Трогательность мистера Теккерея хороша, но его юмор - еще лучше, он оригинальнее, взыскательнее. Писатель никогда не ограничивается просто смешным или нелепым. Ирония - вот основа его остроумия, ею пронизаны его книги. Он играет со своими персонажами. Самые простые вещи, которые они говорят, автор умеет обернуть против них же. Ему мало нарисовать человека смешным, он заставляет его самого выставлять напоказ свою смехотворность и радуется тому, что бедняга даже не подозревает об этих саморазоблачениях. С действующими лицами своих романов он обходится так, словно имеет дело с живыми людьми. Остроумие для него не игрушка, но оружие, и каждый выпад должен оставлять рану. Пусть укол и беззлобен, но он должен кого-то задеть. Писатель никогда не фехтует со стеной. Сатира его тем горше, чем он невозмутимее. Он большой мастер насмешек и ядовитых намеков и умеет нанести тяжелый удар легким оружием. Для воплощения крайних нелепостей он выбирает форму бурлеска и ищет для пародирования что-то очень конкретное. Он принадлежит к тем, кто сам над своими шутками не смеется. И смеяться читателя он заставляет не так уж часто, хотя может вызвать смех, когда захочет. Фокер - лучший из наиболее смешных его созданий. В целом же он серьезен, даже печален, но никогда не остается равнодушным к перипетиям судеб, которые описывает, а принимает в них живое участие, хотя чаще предпочитает скрывать, кому отданы его симпатии. В глубине души он таит теплый, почти страстный интерес к своим творениям. Для него они такие же реальные люди, как и для остального мира.

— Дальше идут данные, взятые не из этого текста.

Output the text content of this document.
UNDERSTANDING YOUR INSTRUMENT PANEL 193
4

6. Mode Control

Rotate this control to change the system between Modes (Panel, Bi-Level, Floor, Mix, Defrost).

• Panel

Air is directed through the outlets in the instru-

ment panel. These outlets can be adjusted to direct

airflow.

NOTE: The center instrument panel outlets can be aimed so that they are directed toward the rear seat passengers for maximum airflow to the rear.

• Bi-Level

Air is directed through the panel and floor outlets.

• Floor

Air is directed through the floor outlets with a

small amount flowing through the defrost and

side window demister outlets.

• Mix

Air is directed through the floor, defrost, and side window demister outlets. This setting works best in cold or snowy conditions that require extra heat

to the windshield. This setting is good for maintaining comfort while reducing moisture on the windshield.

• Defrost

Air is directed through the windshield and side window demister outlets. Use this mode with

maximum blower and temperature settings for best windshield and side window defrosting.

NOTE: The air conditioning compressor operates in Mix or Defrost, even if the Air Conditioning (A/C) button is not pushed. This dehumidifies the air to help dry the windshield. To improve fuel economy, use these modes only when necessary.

Особенности его таланта делают неотразимо соблазнительным переход на личности, однако теперь он в открытой форме себе этого уже не позволяет. Ранние дни "Блэквуда" и "Фрэзера" давно прошли. И все же было время, когда он задал "Эдваджорджилитлбульвару" суровую, хотя и не вовсе беспощадную трепку; а когда сам подвергся нападению "Таймс", куснул в ответ свирепо и больно. Он склонен занашивать свои юмористические приемы до дыр. Желтоплюш с его своеобразным диалектом забавен и поучителен, но в конце концов не мог не надоесть. Орфографические нелепицы - довольно ограниченный источник смеха, а остроумие мистера Теккерея порой уж слишком зависит от чуткости его слуха к оттенкам произношения и рабской покорности, которой он добивается от искусства правописания. Имитировать с помощью типографских литер он умеет не хуже, если не лучше, Диккенса. Однако его чувство юмора иное, чем у этого последнего, и отзывается почти исключительно на странности людей или их взаимоотношений. Смешное в вещах он замечает несравненно реже Диккенса. Описание щетки Костигана, как "очень диковинной и древней" остается чуть ли не единственным, и он почти никогда не высмеивает даже внешность своих персонажей, за исключением случаев, когда костюм или манера держаться выдают те или иные черты характера. Совсем иные у него и карикатуры. Диккенс берет все нелепое и смешное, что ему удалось заметить, и соединяет этот материал в совершенно новом образе, принадлежащем только ему. Теккерей же рисует все, как оно есть, и только подчеркивает смехотворные или достойные презрения частности.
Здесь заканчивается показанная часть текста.